Ознакомительная версия. Доступно 10 страниц из 49
Моя семья
Ни отец, ни мама никогда мне ничего не рассказывали о себе. Ни о своем детстве, ни о своей молодости. Они исходили из главного принципа того времени, когда я был ребенком: чем меньше я буду знать о прошлом, тем спокойнее будет моя жизнь. Зато бабушка и моя тетя Таня кое во что меня посвящали, и я – запомнил.

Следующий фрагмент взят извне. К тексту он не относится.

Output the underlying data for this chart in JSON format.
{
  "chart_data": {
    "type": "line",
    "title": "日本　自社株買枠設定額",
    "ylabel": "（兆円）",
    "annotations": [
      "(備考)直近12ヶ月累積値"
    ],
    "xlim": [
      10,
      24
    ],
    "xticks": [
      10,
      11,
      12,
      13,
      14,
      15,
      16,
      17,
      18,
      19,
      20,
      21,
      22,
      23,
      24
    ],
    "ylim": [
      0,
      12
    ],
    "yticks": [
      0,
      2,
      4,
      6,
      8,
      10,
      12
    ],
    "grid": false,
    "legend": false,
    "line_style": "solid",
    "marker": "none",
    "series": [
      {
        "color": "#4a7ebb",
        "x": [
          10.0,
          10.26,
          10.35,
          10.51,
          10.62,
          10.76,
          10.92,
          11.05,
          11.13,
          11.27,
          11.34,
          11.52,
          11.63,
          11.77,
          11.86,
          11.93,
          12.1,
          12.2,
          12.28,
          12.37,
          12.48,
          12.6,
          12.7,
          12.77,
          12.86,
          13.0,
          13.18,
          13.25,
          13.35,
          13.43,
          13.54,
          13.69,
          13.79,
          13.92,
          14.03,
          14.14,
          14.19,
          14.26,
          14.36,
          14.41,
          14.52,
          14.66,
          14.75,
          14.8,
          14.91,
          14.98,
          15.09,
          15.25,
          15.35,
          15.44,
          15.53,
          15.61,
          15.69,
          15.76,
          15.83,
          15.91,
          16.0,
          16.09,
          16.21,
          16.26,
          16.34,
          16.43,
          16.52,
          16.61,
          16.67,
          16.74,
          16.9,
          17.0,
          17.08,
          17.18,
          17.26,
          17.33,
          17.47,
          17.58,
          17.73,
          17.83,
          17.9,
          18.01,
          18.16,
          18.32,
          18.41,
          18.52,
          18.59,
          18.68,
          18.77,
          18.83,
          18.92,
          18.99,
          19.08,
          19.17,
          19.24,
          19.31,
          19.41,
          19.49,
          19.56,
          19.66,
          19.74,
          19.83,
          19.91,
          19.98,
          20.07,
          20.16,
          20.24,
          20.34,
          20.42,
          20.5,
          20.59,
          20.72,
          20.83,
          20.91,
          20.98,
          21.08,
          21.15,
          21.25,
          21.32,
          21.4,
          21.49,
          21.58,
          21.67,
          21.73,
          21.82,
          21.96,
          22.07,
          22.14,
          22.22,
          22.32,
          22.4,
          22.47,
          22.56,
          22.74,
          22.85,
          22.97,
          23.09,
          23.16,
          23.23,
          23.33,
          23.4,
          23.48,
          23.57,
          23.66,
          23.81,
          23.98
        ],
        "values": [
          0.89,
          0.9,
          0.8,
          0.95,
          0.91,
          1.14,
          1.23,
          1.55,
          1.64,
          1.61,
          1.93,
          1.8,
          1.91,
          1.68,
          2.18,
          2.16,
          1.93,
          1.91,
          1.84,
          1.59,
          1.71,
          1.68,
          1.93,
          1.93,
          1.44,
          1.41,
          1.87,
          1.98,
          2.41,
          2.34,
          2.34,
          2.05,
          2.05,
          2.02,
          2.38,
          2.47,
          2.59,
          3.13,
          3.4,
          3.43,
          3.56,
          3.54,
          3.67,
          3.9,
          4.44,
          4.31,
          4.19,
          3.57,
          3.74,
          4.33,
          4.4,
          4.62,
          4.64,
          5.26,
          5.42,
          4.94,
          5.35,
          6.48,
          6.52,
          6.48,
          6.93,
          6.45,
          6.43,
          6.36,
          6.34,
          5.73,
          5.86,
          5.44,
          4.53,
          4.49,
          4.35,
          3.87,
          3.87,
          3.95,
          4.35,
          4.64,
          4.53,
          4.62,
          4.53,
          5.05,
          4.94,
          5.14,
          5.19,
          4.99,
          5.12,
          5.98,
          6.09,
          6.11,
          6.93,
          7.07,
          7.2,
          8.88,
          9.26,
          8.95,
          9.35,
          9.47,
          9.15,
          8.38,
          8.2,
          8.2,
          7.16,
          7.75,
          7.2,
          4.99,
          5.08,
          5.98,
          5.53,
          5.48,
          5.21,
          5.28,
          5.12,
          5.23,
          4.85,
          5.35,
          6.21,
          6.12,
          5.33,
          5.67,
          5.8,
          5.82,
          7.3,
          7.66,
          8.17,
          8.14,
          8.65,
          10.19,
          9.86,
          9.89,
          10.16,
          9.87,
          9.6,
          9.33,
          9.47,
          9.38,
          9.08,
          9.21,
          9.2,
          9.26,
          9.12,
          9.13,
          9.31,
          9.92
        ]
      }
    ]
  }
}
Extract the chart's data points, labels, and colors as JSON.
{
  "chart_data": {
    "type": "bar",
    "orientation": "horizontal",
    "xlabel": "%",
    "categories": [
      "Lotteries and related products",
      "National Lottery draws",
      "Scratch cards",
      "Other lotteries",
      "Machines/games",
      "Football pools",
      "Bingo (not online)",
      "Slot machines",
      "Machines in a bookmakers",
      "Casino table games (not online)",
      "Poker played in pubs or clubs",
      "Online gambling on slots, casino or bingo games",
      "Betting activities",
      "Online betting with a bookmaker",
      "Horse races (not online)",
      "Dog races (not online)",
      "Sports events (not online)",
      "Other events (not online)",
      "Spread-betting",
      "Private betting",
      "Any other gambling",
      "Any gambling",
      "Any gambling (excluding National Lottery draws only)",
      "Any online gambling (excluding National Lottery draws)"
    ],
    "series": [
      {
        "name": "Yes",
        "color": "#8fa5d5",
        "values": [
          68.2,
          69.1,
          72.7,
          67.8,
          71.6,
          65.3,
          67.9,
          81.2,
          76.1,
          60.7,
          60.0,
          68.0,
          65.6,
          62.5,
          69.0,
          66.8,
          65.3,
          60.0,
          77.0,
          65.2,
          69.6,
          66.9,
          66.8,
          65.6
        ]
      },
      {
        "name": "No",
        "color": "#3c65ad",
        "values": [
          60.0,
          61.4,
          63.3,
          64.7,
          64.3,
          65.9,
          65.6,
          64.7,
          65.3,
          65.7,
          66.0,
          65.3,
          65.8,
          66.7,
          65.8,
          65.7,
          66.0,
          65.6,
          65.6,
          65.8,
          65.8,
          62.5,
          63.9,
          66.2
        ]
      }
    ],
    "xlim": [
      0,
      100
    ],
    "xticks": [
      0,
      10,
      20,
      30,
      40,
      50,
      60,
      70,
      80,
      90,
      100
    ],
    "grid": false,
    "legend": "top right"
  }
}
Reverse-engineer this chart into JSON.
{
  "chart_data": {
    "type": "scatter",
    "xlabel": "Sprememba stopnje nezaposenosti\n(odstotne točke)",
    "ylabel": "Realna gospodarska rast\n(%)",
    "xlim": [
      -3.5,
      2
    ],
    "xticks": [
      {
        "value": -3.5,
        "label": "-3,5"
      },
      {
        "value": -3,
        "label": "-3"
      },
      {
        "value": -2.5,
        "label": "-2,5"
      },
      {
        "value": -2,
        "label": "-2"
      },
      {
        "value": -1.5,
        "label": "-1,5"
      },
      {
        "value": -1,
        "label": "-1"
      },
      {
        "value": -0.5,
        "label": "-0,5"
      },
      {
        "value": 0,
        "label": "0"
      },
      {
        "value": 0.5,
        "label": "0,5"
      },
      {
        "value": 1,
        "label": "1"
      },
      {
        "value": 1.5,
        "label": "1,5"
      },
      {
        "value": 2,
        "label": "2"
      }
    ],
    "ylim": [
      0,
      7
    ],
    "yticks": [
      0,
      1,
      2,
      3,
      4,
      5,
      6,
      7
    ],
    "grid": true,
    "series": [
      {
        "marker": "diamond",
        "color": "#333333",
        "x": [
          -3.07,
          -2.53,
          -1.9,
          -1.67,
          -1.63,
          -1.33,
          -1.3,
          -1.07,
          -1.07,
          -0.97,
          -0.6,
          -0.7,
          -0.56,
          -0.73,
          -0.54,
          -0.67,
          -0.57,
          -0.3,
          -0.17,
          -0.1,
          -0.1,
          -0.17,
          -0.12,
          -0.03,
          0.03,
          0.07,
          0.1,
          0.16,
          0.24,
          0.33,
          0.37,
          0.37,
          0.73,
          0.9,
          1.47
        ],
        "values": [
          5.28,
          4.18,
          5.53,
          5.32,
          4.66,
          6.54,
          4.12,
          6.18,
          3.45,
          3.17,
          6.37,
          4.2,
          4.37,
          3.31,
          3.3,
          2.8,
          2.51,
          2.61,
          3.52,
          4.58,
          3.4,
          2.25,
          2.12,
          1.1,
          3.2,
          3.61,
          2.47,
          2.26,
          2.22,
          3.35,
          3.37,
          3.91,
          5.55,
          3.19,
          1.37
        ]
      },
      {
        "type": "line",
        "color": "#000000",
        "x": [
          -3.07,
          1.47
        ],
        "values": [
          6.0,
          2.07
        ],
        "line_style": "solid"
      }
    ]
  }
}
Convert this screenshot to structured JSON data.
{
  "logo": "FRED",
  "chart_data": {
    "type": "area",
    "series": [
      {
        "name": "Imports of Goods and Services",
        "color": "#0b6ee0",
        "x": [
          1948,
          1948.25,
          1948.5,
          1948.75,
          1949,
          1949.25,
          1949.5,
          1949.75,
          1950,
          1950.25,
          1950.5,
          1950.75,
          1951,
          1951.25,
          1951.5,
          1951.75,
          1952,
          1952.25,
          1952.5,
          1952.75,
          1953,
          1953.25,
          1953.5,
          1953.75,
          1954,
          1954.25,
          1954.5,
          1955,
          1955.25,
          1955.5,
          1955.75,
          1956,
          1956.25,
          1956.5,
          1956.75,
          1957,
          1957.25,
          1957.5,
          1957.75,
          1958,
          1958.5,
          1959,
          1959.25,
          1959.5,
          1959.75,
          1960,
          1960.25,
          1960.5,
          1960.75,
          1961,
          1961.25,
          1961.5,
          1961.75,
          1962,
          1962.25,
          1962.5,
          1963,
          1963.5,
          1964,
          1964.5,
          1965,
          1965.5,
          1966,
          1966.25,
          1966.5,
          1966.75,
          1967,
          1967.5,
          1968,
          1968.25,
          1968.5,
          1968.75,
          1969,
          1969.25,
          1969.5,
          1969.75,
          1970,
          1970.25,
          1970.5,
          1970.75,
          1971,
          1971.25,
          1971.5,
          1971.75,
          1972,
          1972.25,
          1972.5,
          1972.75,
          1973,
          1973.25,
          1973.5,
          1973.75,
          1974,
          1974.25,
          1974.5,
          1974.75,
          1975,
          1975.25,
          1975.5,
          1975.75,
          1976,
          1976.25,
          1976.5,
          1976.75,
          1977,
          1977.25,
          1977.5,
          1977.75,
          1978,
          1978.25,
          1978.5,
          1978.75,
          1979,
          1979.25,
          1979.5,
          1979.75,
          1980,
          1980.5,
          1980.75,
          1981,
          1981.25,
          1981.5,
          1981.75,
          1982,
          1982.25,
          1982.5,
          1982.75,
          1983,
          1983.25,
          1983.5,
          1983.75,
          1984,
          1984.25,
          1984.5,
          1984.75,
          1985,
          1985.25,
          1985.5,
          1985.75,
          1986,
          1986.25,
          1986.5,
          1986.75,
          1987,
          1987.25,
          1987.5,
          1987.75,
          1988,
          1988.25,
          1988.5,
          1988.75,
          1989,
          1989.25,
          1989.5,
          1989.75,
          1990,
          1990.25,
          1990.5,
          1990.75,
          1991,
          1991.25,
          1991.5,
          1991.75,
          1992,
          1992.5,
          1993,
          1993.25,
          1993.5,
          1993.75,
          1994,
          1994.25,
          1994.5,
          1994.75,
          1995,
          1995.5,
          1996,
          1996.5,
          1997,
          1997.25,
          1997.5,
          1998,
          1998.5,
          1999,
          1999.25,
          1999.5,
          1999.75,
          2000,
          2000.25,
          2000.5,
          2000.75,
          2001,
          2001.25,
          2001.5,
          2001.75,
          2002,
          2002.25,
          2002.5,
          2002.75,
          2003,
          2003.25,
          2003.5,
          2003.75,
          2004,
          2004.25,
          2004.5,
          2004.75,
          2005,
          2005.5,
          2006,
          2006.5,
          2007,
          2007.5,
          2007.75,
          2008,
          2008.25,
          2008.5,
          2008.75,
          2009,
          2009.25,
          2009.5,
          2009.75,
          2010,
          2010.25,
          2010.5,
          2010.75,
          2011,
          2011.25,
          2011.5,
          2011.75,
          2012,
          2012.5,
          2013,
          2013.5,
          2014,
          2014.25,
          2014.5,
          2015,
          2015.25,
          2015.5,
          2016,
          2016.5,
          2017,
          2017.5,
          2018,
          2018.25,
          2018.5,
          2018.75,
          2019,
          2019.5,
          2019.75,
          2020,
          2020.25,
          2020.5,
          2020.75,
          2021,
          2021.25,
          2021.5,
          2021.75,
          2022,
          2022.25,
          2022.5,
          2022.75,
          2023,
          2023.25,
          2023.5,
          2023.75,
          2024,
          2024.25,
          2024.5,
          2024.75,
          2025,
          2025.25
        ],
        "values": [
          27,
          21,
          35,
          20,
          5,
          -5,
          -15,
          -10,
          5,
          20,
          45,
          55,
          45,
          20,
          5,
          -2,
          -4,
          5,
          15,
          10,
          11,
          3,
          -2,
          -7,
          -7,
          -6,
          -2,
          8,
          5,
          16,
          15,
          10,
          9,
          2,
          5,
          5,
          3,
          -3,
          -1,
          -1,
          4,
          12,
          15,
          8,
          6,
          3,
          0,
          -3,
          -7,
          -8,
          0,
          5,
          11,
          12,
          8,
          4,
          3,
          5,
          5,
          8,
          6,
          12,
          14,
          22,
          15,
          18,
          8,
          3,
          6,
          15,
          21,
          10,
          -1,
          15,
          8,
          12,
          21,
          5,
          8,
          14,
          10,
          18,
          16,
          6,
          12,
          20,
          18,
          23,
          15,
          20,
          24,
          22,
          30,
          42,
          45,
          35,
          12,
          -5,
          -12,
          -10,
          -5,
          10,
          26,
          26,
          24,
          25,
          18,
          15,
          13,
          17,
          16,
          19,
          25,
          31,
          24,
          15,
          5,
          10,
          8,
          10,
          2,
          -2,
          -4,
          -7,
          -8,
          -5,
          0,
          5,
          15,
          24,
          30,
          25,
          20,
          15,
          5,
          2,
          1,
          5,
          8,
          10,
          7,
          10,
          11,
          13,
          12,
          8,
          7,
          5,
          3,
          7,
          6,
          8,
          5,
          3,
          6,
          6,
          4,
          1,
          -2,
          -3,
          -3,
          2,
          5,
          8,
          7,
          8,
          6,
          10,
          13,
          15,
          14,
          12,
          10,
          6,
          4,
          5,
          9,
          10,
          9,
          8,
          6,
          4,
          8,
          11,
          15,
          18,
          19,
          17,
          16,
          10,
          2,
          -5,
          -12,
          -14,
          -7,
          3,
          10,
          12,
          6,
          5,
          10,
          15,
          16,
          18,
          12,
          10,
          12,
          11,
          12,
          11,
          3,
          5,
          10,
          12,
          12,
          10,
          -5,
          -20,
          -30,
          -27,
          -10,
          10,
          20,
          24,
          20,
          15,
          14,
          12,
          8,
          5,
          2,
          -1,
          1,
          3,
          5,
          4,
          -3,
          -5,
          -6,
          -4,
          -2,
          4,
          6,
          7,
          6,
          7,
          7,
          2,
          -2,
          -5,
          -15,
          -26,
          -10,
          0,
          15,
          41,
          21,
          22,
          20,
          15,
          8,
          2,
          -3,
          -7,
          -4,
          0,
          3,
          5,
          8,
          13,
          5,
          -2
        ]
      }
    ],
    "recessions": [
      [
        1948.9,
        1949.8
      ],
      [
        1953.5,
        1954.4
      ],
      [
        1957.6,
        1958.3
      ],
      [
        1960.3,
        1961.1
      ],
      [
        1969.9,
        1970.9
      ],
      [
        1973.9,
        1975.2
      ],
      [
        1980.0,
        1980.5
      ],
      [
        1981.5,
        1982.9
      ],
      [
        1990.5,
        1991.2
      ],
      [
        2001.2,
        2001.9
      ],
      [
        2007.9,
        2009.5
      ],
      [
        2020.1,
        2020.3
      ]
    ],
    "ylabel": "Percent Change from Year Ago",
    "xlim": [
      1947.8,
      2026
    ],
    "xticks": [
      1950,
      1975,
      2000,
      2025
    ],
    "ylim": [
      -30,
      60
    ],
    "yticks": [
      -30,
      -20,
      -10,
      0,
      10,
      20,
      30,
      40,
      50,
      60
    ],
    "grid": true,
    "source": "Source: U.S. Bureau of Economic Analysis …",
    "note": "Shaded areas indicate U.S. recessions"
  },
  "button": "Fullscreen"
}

Я знал, что мой отец – офицер царской армии, закончивший курсы прапорщиков где-то в самом начале 1915 года и – уже на фронте – дослужившийся до поручика. Знал, что его отец умер вскоре после его рождения, оставив четверых детей: двух сыновей и двух дочерей. Старший сын традиционно готовился к военной службе, моему же отцу был предоставлен выбор. Закончив городское училище, он возмечтал было об университете, но мечта эта так мечтою и осталась, поскольку не была подкреплена соответствующей экономической базой. Впоследствии отец жалел, что не рискнул тогда учиться на собственный заработок (уроки, переписка и тому подобное), но в то время он еще болел крапивницей сословных предрассудков. Дескать, мы бедные, но гордые, и прочая ахинея, вбитая в юные головы и искалечившая немало судеб. Потом-то он от нее излечился, поскольку окопная грязь, вши и немецкая артиллерия действовали на дворянские недуги куда интенсивнее пресловутых заграничных вод. Но тогда, за четыре года до начала предписанного историей курса лечения, батюшка подался в школу прапорщиков.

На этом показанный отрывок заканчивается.